As a first step to impact for society, we have deployed our biosensors to reveal GA and ABA dynamics in diverse species including crops like rice and wheat, bringing us closer to understanding the cellular decision making controlled by hormones in important crop traits. In a legume closely related to pea that recruits a soil bacterium for nitrogen-fixing symbiosis, we and the Oldroyd group in the Crop Science Centre collaborated to resolve a spatiotemporally defined role for GA in promoting symbiotic organ formation, adding cell-level clarity to low-resolution studies indicating both activation and repression by GA. We confirmed function for this local GA accumulation using precision genetics and these insights can now guide strategies to boost symbiosis, potentially reducing fertilizer use and increasing legume crop yields through targeting GA increases to the right cells at the right time.

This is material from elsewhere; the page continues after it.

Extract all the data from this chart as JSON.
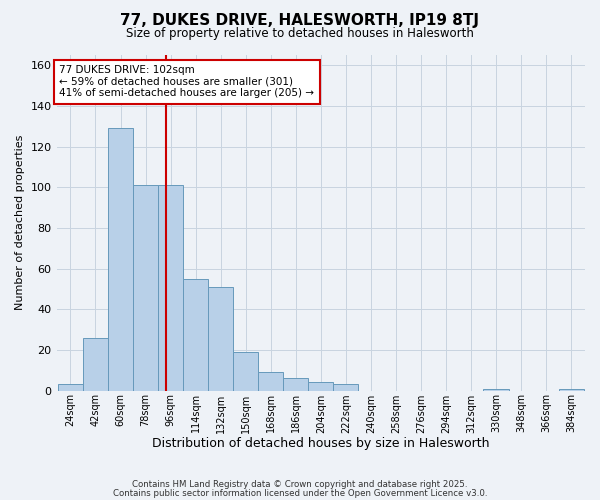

What are the milestones, timelines and what happens next?
Despite enormous progress in hormone biochemistry and signalling, how coherent and appropriate responses to environmental stimuli arise from hormone dynamics remains enigmatic. Low-resolution hormone measurements and genetics have yielded enormous insight into components that influence hormone dynamics during plant plasticity. Yet knowing the instruments does not reveal the concerto. We aim to use cellular biosensing and optogenetics to reveal fundamental rules of information encoding and decoding via hormones, and, with time, to use these insights to helping plants repattern hormones to cope with realistic environmental conditions, particularly current and future climate stresses. We imagine a more distant future where on-demand plasticity will enable growers to repattern hormones to optimise growth and developmental transitions or help plants prepare for oncoming drought and pathogen outbreaks.
If we solve the problem what can we expect
With cellular measurements and high-resolution genetics, we hope to help deliver the multiscale deconvolution needed to fully grasp how hormones enable multicellular life to thrive in complex environments, and to help others use this information to engineer hormone-based solutions for agricultural sustainability.